Question

(a) Upper half of a convex lens is covered with a black paper. Draw a ray diagram to show the formation of image of an object placed at a distance of 2F from such a lens. Mention the position and nature of the image formed. State the observable difference in the image obtained if the lens is uncovered. Give reason to justify your answer.
(b) An object is placed at a distance of 30 cm from the optical centre of a concave lens of focal length 15 cm. Use lens formula to determine the distance of the image from the optical centre of the lens.

Answer 1

(a) Image Formation by a Convex Lens with Upper Half Obscured:
When the upper half of a convex lens is covered, only the lower half transmits light. Nevertheless, a complete image is still formed because all sections of the lens contribute to creating the entire image.

Ray Diagram Explanation:
- Position the object at 2F on one side of the convex lens.
- A ray from the object, parallel to the principal axis, travels through the lower half of the lens and refracts through the focal point on the opposite side.
- A second ray, passing through the optical center, continues undeviated.
- These refracted rays converge beyond F and 2F on the opposite side, thereby forming the image.

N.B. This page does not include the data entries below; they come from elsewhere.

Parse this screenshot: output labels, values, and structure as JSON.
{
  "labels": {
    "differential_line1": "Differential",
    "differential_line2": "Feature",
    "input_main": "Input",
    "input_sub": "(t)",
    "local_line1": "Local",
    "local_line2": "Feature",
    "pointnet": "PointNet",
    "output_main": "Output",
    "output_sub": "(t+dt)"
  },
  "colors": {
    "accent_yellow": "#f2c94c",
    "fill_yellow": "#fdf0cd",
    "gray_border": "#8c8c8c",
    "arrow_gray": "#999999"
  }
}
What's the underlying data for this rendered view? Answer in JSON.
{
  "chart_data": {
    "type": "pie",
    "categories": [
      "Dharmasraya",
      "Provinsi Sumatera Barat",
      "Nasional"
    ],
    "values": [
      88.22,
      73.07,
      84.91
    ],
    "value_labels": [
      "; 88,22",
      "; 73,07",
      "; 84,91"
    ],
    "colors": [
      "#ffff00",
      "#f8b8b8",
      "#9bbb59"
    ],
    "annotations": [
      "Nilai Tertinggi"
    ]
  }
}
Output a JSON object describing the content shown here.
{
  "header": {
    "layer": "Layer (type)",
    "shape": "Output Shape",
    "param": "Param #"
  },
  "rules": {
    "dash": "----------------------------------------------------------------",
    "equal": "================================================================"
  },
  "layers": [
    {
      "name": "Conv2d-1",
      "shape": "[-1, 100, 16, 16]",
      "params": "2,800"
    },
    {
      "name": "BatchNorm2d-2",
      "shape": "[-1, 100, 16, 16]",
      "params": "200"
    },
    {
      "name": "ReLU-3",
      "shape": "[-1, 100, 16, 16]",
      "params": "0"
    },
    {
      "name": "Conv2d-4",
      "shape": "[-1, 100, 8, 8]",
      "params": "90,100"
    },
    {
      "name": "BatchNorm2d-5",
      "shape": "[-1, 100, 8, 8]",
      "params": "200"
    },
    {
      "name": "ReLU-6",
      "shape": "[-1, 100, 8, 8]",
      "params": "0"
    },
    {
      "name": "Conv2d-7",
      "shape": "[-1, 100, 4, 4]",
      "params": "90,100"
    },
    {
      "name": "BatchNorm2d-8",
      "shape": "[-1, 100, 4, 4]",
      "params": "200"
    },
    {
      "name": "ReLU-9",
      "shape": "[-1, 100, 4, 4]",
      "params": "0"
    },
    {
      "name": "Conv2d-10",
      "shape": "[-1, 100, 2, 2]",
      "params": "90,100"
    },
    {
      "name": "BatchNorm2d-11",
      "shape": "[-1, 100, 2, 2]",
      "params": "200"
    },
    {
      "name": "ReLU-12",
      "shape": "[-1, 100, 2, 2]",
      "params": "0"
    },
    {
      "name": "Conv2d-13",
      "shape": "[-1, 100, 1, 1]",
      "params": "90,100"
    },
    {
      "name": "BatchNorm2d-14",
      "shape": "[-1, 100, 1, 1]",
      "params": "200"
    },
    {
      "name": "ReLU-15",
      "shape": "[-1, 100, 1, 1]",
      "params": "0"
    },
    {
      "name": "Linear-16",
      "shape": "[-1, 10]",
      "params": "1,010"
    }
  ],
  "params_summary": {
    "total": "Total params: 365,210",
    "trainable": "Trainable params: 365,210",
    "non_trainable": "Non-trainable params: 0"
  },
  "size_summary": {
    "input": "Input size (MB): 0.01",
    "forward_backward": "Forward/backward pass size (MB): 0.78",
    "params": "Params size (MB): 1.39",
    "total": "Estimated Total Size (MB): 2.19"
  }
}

Image Location: At 2F on the side opposite the object.
Image Characteristics: Real, inverted, and the same size as the object.

Observable Changes When Lens is Uncovered:
- The image's position, size, and nature remain unchanged.
- The image brightness diminishes due to reduced light transmission through the lens.

Rationale: Obscuring part of the lens only affects the quantity of light (intensity). The unobstructed portion of the lens continues to refract light rays correctly to form a complete image.

(b) Determining Image Distance for a Concave Lens Using the Lens Formula
Given:
- Object distance (u) = -30 cm (object is to the left of the lens, hence negative)
- Focal length (f) = -15 cm (focal length is negative for a concave lens)

Lens Formula:
\[ \frac{1}{f} = \frac{1}{v} - \frac{1}{u} \]
Substituting the given values:
\[ \frac{1}{-15} = \frac{1}{v} - \frac{1}{-30} \]
\[ \frac{1}{-15} = \frac{1}{v} + \frac{1}{30} \]
Calculating the common denominator and solving for \( \frac{1}{v} \):
\[ \frac{1}{v} = \frac{1}{-15} - \frac{1}{30} = \frac{-2 - 1}{30} = \frac{-3}{30} = \frac{-1}{10} \]
Therefore, \[v = -10 \text{ cm}\]

Conclusion:
- Image Distance: 10 cm from the lens's optical center, on the same side as the object (resulting in a virtual and upright image).